On February 28, 2020, Métis Nation Veterans Affairs Minister and MNC National Spokesperson David Chartrand was in Rivers, MB to present Métis WWII Veteran Phyllis Eastcott with a $20,000 cheque – the 19th Legacy Fund presentation as a part of the $30-million Canada-Métis Nation Métis Veterans Recognition Payment Agreement. Ministers John Fleury and Will Goodon, both board members for the Southwest Region, were in attendance to celebrate the occasion, along with Ms. Eastcott’s family and friends from the Riverdale Personal Care Home. Beyond the $20,000 cheque, Ms.
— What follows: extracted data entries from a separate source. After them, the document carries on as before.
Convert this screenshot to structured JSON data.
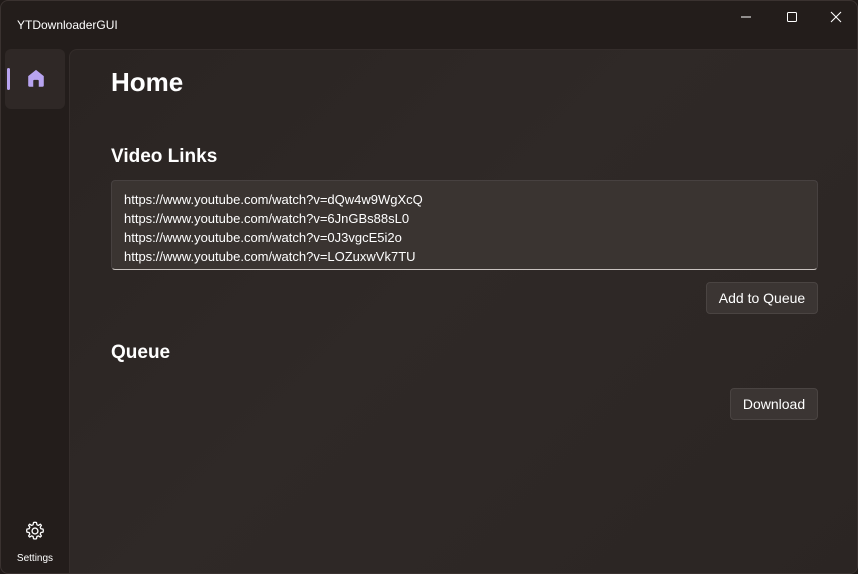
{
  "window": {
    "title": "YTDownloaderGUI"
  },
  "nav": {
    "home_icon": "home-icon",
    "settings_icon": "gear-icon",
    "settings_label": "Settings",
    "accent_color": "#b8a4f0"
  },
  "main": {
    "page_title": "Home",
    "video_links": {
      "heading": "Video Links",
      "lines": [
        "https://www.youtube.com/watch?v=dQw4w9WgXcQ",
        "https://www.youtube.com/watch?v=6JnGBs88sL0",
        "https://www.youtube.com/watch?v=0J3vgcE5i2o",
        "https://www.youtube.com/watch?v=LOZuxwVk7TU"
      ],
      "add_button": "Add to Queue"
    },
    "queue": {
      "heading": "Queue",
      "download_button": "Download"
    }
  }
}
Eastcott received a sash and a beaded poppy for her efforts in the war.
Phyllis Eastcott (nee Hyde) was born in 1922 in Fisherton (now Fisher Branch), Manitoba, the middle child of a family of 13 children. Out of 13 children, Phyllis was one of 5 to serve in the Second World War. Her 4 brothers, Gerald, Bill, Henry and Charlie all served, with her brothers serving overseas. Other family members who served include her uncles Charlie and Jim, and cousin Dorothy. Cousins Cecil Switzer, Clarence Matthews, and Jim Keir all served and were killed in action.
Phyllis often fondly recalled that during her training in Shiloh, when the Commanding Officer would call her, by her last name “Hyde” as was the protocol, all of her fellow corps members would duck as a joke about her last name. During her service, Phyllis was a stenographer, bookkeeper, canteen operator and did office work with the Canadian Women’s Army Corps in Winnipeg, Fort Osborne, and various places across Canada.
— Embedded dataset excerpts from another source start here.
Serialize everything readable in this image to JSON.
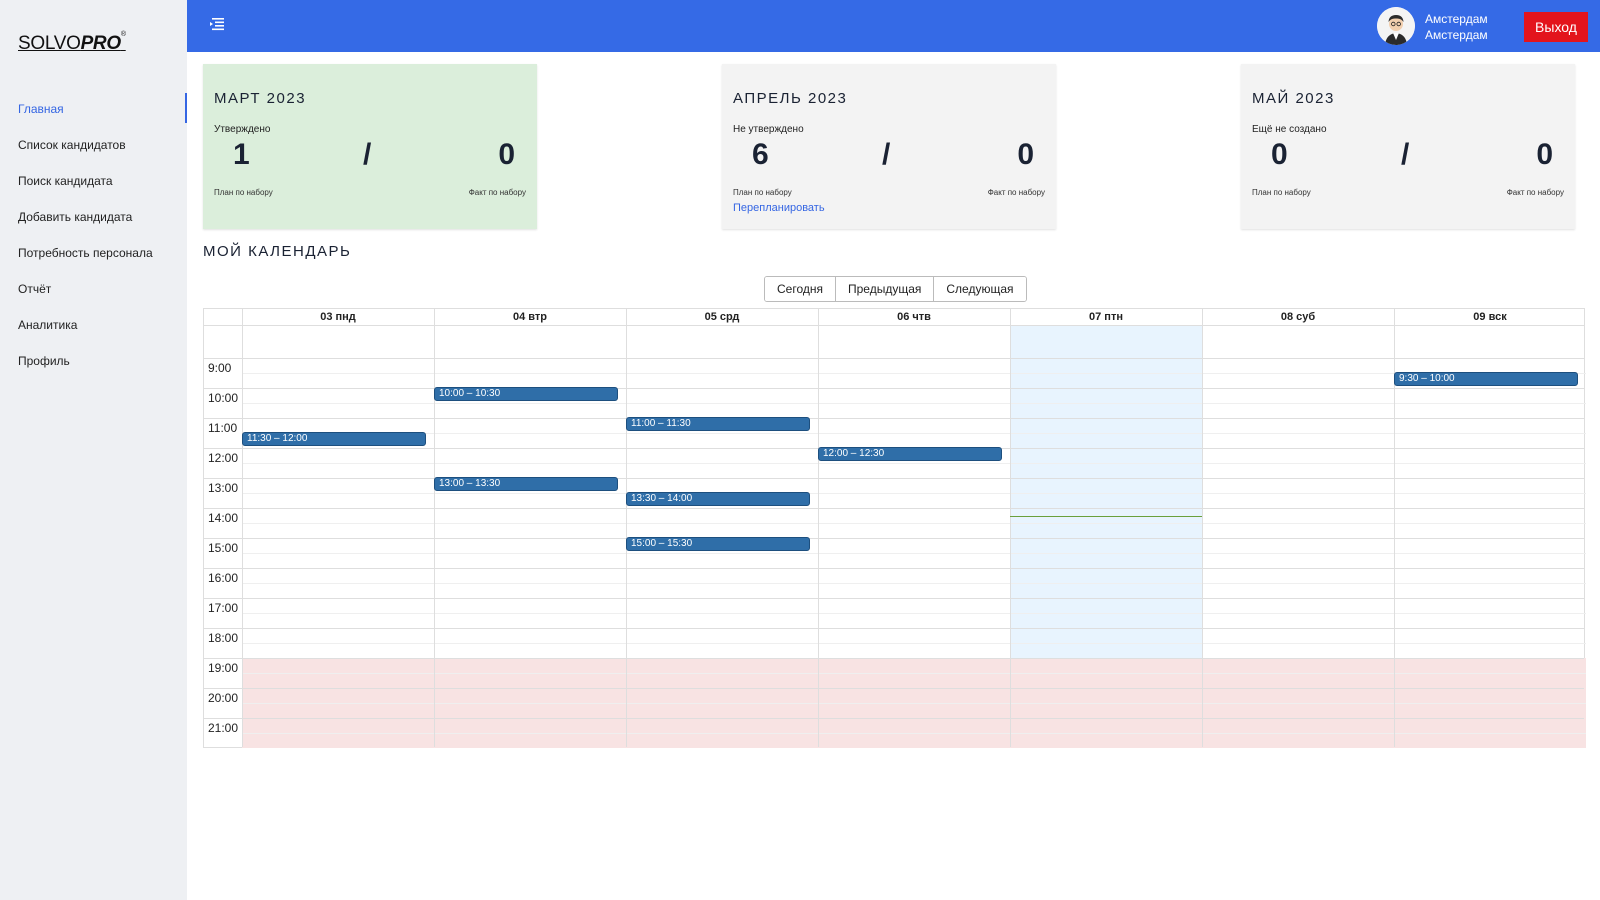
{
  "brand": {
    "name_part1": "SOLVO",
    "name_part2": "PRO",
    "mark": "®"
  },
  "sidebar": {
    "items": [
      {
        "label": "Главная",
        "active": true
      },
      {
        "label": "Список кандидатов"
      },
      {
        "label": "Поиск кандидата"
      },
      {
        "label": "Добавить кандидата"
      },
      {
        "label": "Потребность персонала"
      },
      {
        "label": "Отчёт"
      },
      {
        "label": "Аналитика"
      },
      {
        "label": "Профиль"
      }
    ]
  },
  "header": {
    "user_line1": "Амстердам",
    "user_line2": "Амстердам",
    "logout_label": "Выход",
    "accent": "#356ae6",
    "logout_color": "#e3141c"
  },
  "cards": [
    {
      "title": "МАРТ 2023",
      "status": "Утверждено",
      "plan": "1",
      "slash": "/",
      "fact": "0",
      "plan_label": "План по набору",
      "fact_label": "Факт по набору",
      "link": "",
      "color": "#dbeedb"
    },
    {
      "title": "АПРЕЛЬ 2023",
      "status": "Не утверждено",
      "plan": "6",
      "slash": "/",
      "fact": "0",
      "plan_label": "План по набору",
      "fact_label": "Факт по набору",
      "link": "Перепланировать",
      "color": "#f3f3f3"
    },
    {
      "title": "МАЙ 2023",
      "status": "Ещё не создано",
      "plan": "0",
      "slash": "/",
      "fact": "0",
      "plan_label": "План по набору",
      "fact_label": "Факт по набору",
      "link": "",
      "color": "#f3f3f3"
    }
  ],
  "calendar": {
    "title": "МОЙ КАЛЕНДАРЬ",
    "buttons": {
      "today": "Сегодня",
      "prev": "Предыдущая",
      "next": "Следующая"
    },
    "days": [
      "03 пнд",
      "04 втр",
      "05 срд",
      "06 чтв",
      "07 птн",
      "08 суб",
      "09 вск"
    ],
    "today_index": 4,
    "hours": [
      "9:00",
      "10:00",
      "11:00",
      "12:00",
      "13:00",
      "14:00",
      "15:00",
      "16:00",
      "17:00",
      "18:00",
      "19:00",
      "20:00",
      "21:00"
    ],
    "off_hours_from": "19:00",
    "now_time": "14:15",
    "event_color": "#2f6ea8",
    "events": [
      {
        "day": 0,
        "label": "11:30 – 12:00"
      },
      {
        "day": 1,
        "label": "10:00 – 10:30"
      },
      {
        "day": 1,
        "label": "13:00 – 13:30"
      },
      {
        "day": 2,
        "label": "11:00 – 11:30"
      },
      {
        "day": 2,
        "label": "13:30 – 14:00"
      },
      {
        "day": 2,
        "label": "15:00 – 15:30"
      },
      {
        "day": 3,
        "label": "12:00 – 12:30"
      },
      {
        "day": 6,
        "label": "9:30 – 10:00"
      }
    ]
  }
}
She later served as a Dr’s assistant in Portage la Prairie handling intake of returning soldiers and there met her future husband, Wilton (“Slim”) Eastcott.
Following the war, Phyllis and Slim settled down in Rivers, Manitoba to have and raise their 3 children, Wilton (George), Leslie, and Richard. While Slim founded himself as the town’s best mechanic, Phyllis became a champion homemaker. Her most beloved hobby was sewing and quilting. Her children’s clothing rivaled that of Paris fashion houses and her beloved quilts found their way into homes across Manitoba. Later, after her children moved out of the home, Phyllis transformed a main floor bedroom of their home into a sewing room and spent many years sewing and shipping dresses and quilts to orphanages in developing countries.
Phyllis and Slim built a small cabin at Ditch Lake and would spend entire summers there with their children, many Grandchildren and extended family, teaching generations of children how to catch crawdads, the fine art of how to lose at Rummy, and how to beat and not burn brown sugar candy.
Many an afternoon were spent picking wild berries, gardening, baking, canning and preserving.